After years of hype and high investment, reality has set in among corporate E-procurers. In the heady dot-com-crazed days of the late 1990s, company after company thought wonderful things would happen to their bottom lines if they began sourcing and purchasing goods and services on the internet. Back then, IT experts predicted with glee that “big-bang” E-procurement systems designed for massive corporatewide implementations would save firms anywhere between 25 percent and 60 percent of costs and bring widespread process benefits.

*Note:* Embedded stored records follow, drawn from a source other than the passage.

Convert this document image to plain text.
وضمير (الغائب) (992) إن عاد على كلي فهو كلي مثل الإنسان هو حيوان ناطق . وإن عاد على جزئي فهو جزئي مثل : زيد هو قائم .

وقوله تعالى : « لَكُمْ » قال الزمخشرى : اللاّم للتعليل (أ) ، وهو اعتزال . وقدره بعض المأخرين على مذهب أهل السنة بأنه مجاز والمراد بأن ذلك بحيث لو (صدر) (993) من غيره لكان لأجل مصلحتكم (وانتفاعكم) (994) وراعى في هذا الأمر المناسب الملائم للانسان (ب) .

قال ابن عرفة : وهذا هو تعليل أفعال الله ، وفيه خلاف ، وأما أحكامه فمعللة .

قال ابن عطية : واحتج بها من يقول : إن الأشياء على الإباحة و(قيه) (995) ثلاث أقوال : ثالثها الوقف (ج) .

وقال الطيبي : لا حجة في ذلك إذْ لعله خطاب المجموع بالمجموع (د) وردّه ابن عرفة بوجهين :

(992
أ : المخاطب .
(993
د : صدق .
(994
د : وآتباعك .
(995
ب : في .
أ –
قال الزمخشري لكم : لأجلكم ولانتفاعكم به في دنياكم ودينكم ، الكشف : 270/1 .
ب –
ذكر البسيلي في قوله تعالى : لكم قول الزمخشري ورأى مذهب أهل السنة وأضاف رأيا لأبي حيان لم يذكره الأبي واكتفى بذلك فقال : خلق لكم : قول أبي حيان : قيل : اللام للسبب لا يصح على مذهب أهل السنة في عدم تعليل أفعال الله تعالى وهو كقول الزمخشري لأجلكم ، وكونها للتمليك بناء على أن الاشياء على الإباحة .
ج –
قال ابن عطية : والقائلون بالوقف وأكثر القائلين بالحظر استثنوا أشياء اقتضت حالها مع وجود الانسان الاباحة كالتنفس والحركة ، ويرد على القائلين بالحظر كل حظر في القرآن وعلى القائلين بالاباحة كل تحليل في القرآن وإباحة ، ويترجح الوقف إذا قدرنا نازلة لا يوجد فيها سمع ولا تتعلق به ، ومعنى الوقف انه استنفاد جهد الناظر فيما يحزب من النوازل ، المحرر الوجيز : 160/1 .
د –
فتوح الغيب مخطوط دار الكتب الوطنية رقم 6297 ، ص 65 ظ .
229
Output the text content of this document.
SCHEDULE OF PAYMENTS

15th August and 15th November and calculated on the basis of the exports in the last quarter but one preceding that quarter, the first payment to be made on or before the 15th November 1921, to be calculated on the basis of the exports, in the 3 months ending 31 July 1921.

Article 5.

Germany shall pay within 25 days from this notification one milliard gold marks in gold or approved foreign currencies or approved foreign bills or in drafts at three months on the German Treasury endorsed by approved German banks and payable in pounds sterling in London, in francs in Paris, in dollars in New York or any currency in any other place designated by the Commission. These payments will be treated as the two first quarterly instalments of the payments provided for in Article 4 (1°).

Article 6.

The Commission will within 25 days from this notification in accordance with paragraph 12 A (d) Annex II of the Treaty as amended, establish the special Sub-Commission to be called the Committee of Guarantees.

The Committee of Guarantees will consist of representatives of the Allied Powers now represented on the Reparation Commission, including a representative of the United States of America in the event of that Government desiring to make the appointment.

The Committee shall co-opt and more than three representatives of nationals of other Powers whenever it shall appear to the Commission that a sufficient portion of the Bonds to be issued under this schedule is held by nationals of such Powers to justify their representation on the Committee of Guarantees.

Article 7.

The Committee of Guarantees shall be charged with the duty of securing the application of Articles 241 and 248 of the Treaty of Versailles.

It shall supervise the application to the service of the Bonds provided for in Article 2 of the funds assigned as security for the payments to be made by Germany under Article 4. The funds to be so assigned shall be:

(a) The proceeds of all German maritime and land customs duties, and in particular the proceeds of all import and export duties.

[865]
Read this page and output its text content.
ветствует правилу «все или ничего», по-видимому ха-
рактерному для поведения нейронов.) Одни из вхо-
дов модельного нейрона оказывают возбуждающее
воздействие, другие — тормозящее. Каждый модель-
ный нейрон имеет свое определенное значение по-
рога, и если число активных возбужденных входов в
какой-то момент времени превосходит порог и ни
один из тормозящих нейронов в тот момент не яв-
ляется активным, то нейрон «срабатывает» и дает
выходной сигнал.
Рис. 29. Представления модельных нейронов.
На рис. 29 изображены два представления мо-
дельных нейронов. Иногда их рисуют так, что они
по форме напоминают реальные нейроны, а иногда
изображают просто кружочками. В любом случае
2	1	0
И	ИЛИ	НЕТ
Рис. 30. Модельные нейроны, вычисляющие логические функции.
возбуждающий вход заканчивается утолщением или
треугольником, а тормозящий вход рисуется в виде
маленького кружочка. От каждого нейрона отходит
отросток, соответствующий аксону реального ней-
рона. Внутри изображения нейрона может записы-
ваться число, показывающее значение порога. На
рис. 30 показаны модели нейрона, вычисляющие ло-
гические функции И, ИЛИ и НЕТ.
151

For the most part, companies are still waiting for predictions like those to come true. Various research reveals a massive gap between expectations and real-life experience, resulting in many E-procurement projects being scaled down and spending cut back. After a booming 2000, corporate investment in E-procurement and E-sourcing stalled in 2001, growing only 19 percent to E1.8 billion, and will “plod along” at a 16 percent compound annual growth rate through to 2006, says AMR Research in a recent applications market study.
“E-procurement has been mis-sold,” contends Mary Kingman, business development manager of U.K.-based Tranmit, which supplies procurement solutions to Sony Music and DHL among others. “Buyers have been needlessly confused by promises of fully automated processes and electronic trading, when the truth is that the vast majority of transactions still involve paper.”
A global study in September, for example, from AT Kearney, a management consultancy, revealed that 96 percent of the 150 companies polled are running E-supply management systems. But remarkably, those systems are covering only a fraction — an average 11 percent — of their cost base. That’s a far cry from the 70 percent to 80 percent coverage predicted a few years ago.
Firms have learned the hard way that problems ranging from content management to supplier enablement can slow down an E-procurement project. In the AT Kearney survey, the main problem cited was a lack of integration with existing procurement systems, but respondents also admitted underestimating the difficulty of getting staff to use the new systems. “It is common for companies to experience early success with pilot projects but run into huge difficulties when they try to go for a broad-based implementation,” notes John Blascovich, author of the AT Kearney report.
Some businesses are now seeking ways to automate processes on a short-term, tactical level, rather than investing in costly, longer-term strategic projects.
Little by Little
“The key thing we’ve learnt about e-procurement is that it’s best to take an incremental approach rather than throw everything at it and hope you’re going to get a rapid return,” says Ian Taylor, head of group procurement at Halifax Bank of Scotland (HBOS), a UK financial services firm.
Since April 2000, Taylor has been building E-procurement systems for HBOS to support 2,000 users at over 1,000 sites. “We wanted a safe, lower-cost incremental solution,” says Taylor. Co-developed with Arelon, a collaborative software developer, the system has already cut staff time spent on procurement, reduced wastage by 25 percent at a saving of around E500,000 a year, and clipped purchase costs on stationery and the like by at least 2 percent. Now he’s creating applications for high-cost items such as temporary staff and company uniforms.
Taylor says its was important that the applications were developed incrementally. “We were able to prove each stage internally as we went along and easily adapt things to suit our own needs,” he says. “We also collaborated closely with our suppliers to ensure that they could take the technology on board at each step of the way. We haven’t achieved Nirvana in terms of absolute integration with their systems, but we’ll get there.”
Anecdotal evidence suggests that more and more procurement managers share Taylor’s view. At Volkswagen, for example, Meike-Uta Hansen, B2B head of purchasing at the German carmaker, says she “started with small, but effective, projects, beginning with key elements like online negotiation.”
Two years and an estimated E27m later, Hansen has built an auction site to support all operating companies and brands including VW, Audi, Seat, and Skoda. Providing access to online auctions and requests for proposals (RFPs) electronic catalogues, and supplier databases, the system has supported 1,400 online auctions involving 4,000 suppliers from steel to tires to office copiers. These deals accounted for E14 billion of supply spend, around 20 percent of VW’s entire cost base.
Savings have been impressive. VW claims to have shaved 20 percent off costs thanks to online auctions, amounting to E700m, and 21 percent from RFPs.
Hansen, however, believes there’s more work ahead. “We have reduced lead times, cut costs, reduced staff levels, and negotiated better terms, and that’s wonderful,” she says. “But every company is going through a major learning process. People have to realize it is still very early days for sourcing and procurement systems.”